Whistleblowing commission set up by Public Concern At Work

by Direct 2 Lawyers on February 26, 2013

  • SumoMe

Public Concern At Work have reported that it is setting up a Whistleblowing Commission in order to “examine the existing arrangements for workplace whistleblowing and make recommendations for change”.

The Commission has been set up due to concerns over the following areas:

  1. Whether the law and policy relating to whistleblowing is effective
  2. Whether regulators should be doing more to encouarge and protect whistleblowing
  3. To examine how whistleblowers can be incentivized to speak up
  4. Whether Tribunals are protecting whistleblowers and society at large properly

The announcement of the Whistleblowing Commission follows months of focus on whistleblowing and public and private scandals in the newspapers. Recent examples of employment-related whistleblowing include the LIBOR scandal and the evidence of Gary Walker regarding Mid-Staffordshire NHS Trust. This has stimulated public interest in and knowledge of this area, and has exposed certain frailties and weaknesses in the law as it stands. In particular, the Protection Interest Disclosure Act 1998 has received severe criticism from a number of sources, including Michael Scutt at Jobsworth. The Commission hopes to identify these frailties and submit a report to the Government recommending changes to be made to the law and policy relating to whistleblowing. This report is scheduled currently to be published in November 2013.

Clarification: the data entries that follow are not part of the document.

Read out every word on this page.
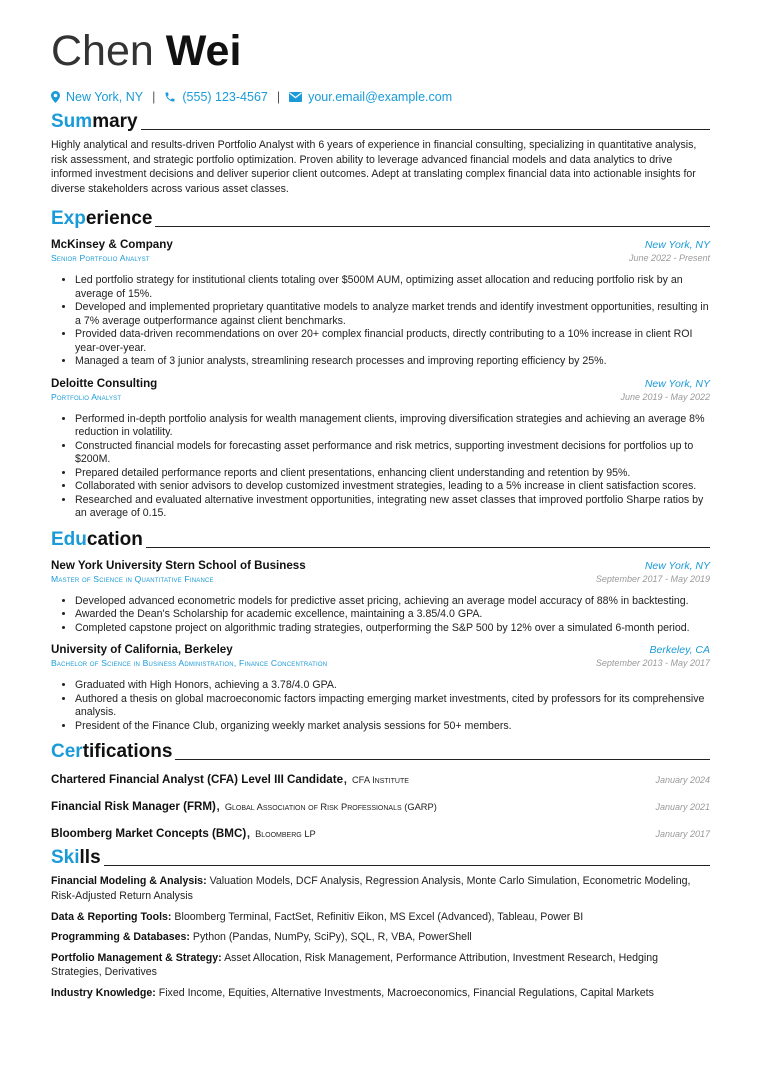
Chen Wei
New York, NY | (555) 123-4567 | your.email@example.com
Summary
Highly analytical and results-driven Portfolio Analyst with 6 years of experience in financial consulting, specializing in quantitative analysis, risk assessment, and strategic portfolio optimization. Proven ability to leverage advanced financial models and data analytics to drive informed investment decisions and deliver superior client outcomes. Adept at translating complex financial data into actionable insights for diverse stakeholders across various asset classes.
Experience
McKinsey & Company	New York, NY
Senior Portfolio Analyst	June 2022 - Present
• Led portfolio strategy for institutional clients totaling over $500M AUM, optimizing asset allocation and reducing portfolio risk by an average of 15%.
• Developed and implemented proprietary quantitative models to analyze market trends and identify investment opportunities, resulting in a 7% average outperformance against client benchmarks.
• Provided data-driven recommendations on over 20+ complex financial products, directly contributing to a 10% increase in client ROI year-over-year.
• Managed a team of 3 junior analysts, streamlining research processes and improving reporting efficiency by 25%.
Deloitte Consulting	New York, NY
Portfolio Analyst	June 2019 - May 2022
• Performed in-depth portfolio analysis for wealth management clients, improving diversification strategies and achieving an average 8% reduction in volatility.
• Constructed financial models for forecasting asset performance and risk metrics, supporting investment decisions for portfolios up to $200M.
• Prepared detailed performance reports and client presentations, enhancing client understanding and retention by 95%.
• Collaborated with senior advisors to develop customized investment strategies, leading to a 5% increase in client satisfaction scores.
• Researched and evaluated alternative investment opportunities, integrating new asset classes that improved portfolio Sharpe ratios by an average of 0.15.
Education
New York University Stern School of Business	New York, NY
Master of Science in Quantitative Finance	September 2017 - May 2019
• Developed advanced econometric models for predictive asset pricing, achieving an average model accuracy of 88% in backtesting.
• Awarded the Dean's Scholarship for academic excellence, maintaining a 3.85/4.0 GPA.
• Completed capstone project on algorithmic trading strategies, outperforming the S&P 500 by 12% over a simulated 6-month period.
University of California, Berkeley	Berkeley, CA
Bachelor of Science in Business Administration, Finance Concentration	September 2013 - May 2017
• Graduated with High Honors, achieving a 3.78/4.0 GPA.
• Authored a thesis on global macroeconomic factors impacting emerging market investments, cited by professors for its comprehensive analysis.
• President of the Finance Club, organizing weekly market analysis sessions for 50+ members.
Certifications
Chartered Financial Analyst (CFA) Level III Candidate, CFA Institute	January 2024
Financial Risk Manager (FRM), Global Association of Risk Professionals (GARP)	January 2021
Bloomberg Market Concepts (BMC), Bloomberg LP	January 2017
Skills
Financial Modeling & Analysis: Valuation Models, DCF Analysis, Regression Analysis, Monte Carlo Simulation, Econometric Modeling, Risk-Adjusted Return Analysis
Data & Reporting Tools: Bloomberg Terminal, FactSet, Refinitiv Eikon, MS Excel (Advanced), Tableau, Power BI
Programming & Databases: Python (Pandas, NumPy, SciPy), SQL, R, VBA, PowerShell
Portfolio Management & Strategy: Asset Allocation, Risk Management, Performance Attribution, Investment Research, Hedging Strategies, Derivatives
Industry Knowledge: Fixed Income, Equities, Alternative Investments, Macroeconomics, Financial Regulations, Capital Markets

So, what is whistleblowing? “Whistleblowing” in employment law is a generic term and occurs when an employee makes a “protected disclosure” to their employer or some other suitably responsible person. A “protected disclosure” is the relaying of information to an appropriate person (such as an employment solicitor) regarding an act which has happened, may happen, or is happening relating to a criminal act, a breach of a legal obligation, damage to the environment or a danger to the health and safety of employees and third parties. Such a disclosure must be reasonable and made in good faith. For example, if the employee makes the disclosure maliciously then the disclosure will not be treated as a protected disclosure and the employee will not receive the protection they normally would under UK employment law.

Whistleblowers receive a degree of protection under UK employment law from detriment or dismissal if they’ve made a valid protected disclosure. If an employee has made a valid protected disclosure then they receive enhanced protection from being dismissed or subjected to a detriment because of this. “Workers” can’t make a claim for unfair dismissal but they can assert that they’ve been subjected to a detriment if they’ve been disadvantaged as a result of making the protected disclosure.